Kurdish parties advocate for continued UNAMI presence in Iraq

Kurdish parties advocate for continued UNAMI presence in Iraq

Shafaq News / On Monday, a meeting of major Kurdish parties in Iraqi Kurdistan affirmed the importance of the presence of the United Nations Assistance Mission for Iraq (UNAMI) in the country.

Independent Kurdish politician Serdar Abdullah stated, "A special meeting was convened today in al-Sulaymaniya with representatives from the Kurdistan Democratic Party (KDP), the Patriotic Union of Kurdistan (PUK), the Change (Gorran) Movement, the Kurdistan Islamic Justice Group, and the Kurdistan Islamic Union to deliberate on the continuation of UNAMI's presence."

Abdullah emphasized that "all Kurdish parties present at the meeting affirmed the necessity of UNAMI's presence in Iraq due to its significant role in supporting the Iraqi government and its positive impact on the country."

He further noted that "the parties agreed to send two letters: one to the UN Security Council and the other to Iraqi Prime Minister Mohammed Shia Al-Sudani. They stressed the importance of UNAMI's continued presence and plan to dispatch these letters before the Security Council's meeting next Thursday to discuss the Mission's withdrawal from Iraq."

Abdullah added, "At the end of May each year, Iraq submits a memorandum to the UN Security Council outlining its position on whether to retain the Mission. A specialized committee from the Security Council visited Iraq a month ago, holding over 250 meetings with various Iraqi stakeholders and drafting a report. All Kurdish parties concurred on the necessity of UNAMI's continued presence for the upcoming phase."

Notably, Prime Minister Al-Sudani had officially requested on May 21, in a letter to UN Secretary-General António Guterres, that the UNAMI mandate be terminated by December 31, 2025. 

He stipulated that the Mission's remaining efforts for this year should focus solely on completing its work in economic reform, service provision, sustainable development, climate change, and other developmental areas.
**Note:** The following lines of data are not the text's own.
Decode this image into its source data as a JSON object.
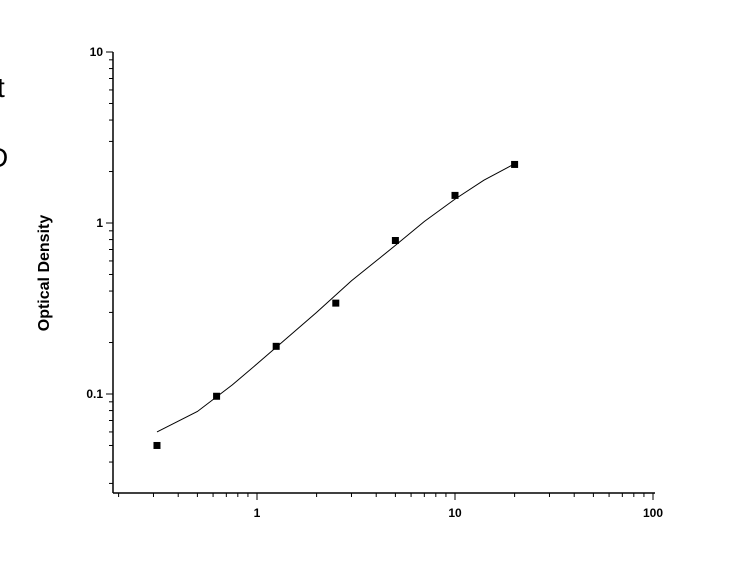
{
  "chart_data": {
    "type": "scatter",
    "title": "",
    "xlabel": "",
    "ylabel": "Optical Density",
    "x_scale": "log",
    "y_scale": "log",
    "xlim": [
      0.2,
      100
    ],
    "ylim": [
      0.027,
      10
    ],
    "x_ticks": [
      {
        "value": 1,
        "label": "1"
      },
      {
        "value": 10,
        "label": "10"
      },
      {
        "value": 100,
        "label": "100"
      }
    ],
    "y_ticks": [
      {
        "value": 0.1,
        "label": "0.1"
      },
      {
        "value": 1,
        "label": "1"
      },
      {
        "value": 10,
        "label": "10"
      }
    ],
    "grid": false,
    "legend": "none",
    "series": [
      {
        "marker": "square",
        "color": "#000000",
        "x": [
          0.3125,
          0.625,
          1.25,
          2.5,
          5,
          10,
          20
        ],
        "y": [
          0.05,
          0.097,
          0.19,
          0.34,
          0.79,
          1.45,
          2.2
        ]
      }
    ],
    "fit_curve": {
      "color": "#000000",
      "x": [
        0.3125,
        0.5,
        0.75,
        1,
        1.5,
        2,
        3,
        4,
        5,
        7,
        10,
        14,
        20
      ],
      "y": [
        0.06,
        0.079,
        0.113,
        0.15,
        0.225,
        0.3,
        0.46,
        0.6,
        0.74,
        1.02,
        1.38,
        1.78,
        2.22
      ]
    },
    "edge_text": [
      "t",
      "D"
    ]
  }
}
Established in 2003 under United Nations Security Council Resolution 1500, at the request of the Iraqi government, the UN Assistance Mission for Iraq (UNAMI) role expanded significantly in 2007 under Resolution 1770.

At the outset of its operations in Iraq, the Mission faced a tragic incident in August 2003 when a terrorist bombing targeted its headquarters at Al-Qanat Hotel in Baghdad. 

The attack destroyed the hotel, claiming the lives of 23 staff members, including the Special Representative of the Secretary-General for the United Nations, Sergio Vieira de Mello. 

The Mission, headquartered in Baghdad's heavily fortified Green Zone, is also tasked with collaborating with government partners and civil society to coordinate the humanitarian and development initiatives of UN Agencies, Funds, and Programmes. 

The UN Iraq explained that while UNAMI doesn't directly implement humanitarian and development programs, it amplifies the importance of these issues in Iraq. It facilitates connections between Iraqi partners, including the Government and civil society organizations, and the technical expertise offered by the UN entities in Iraq.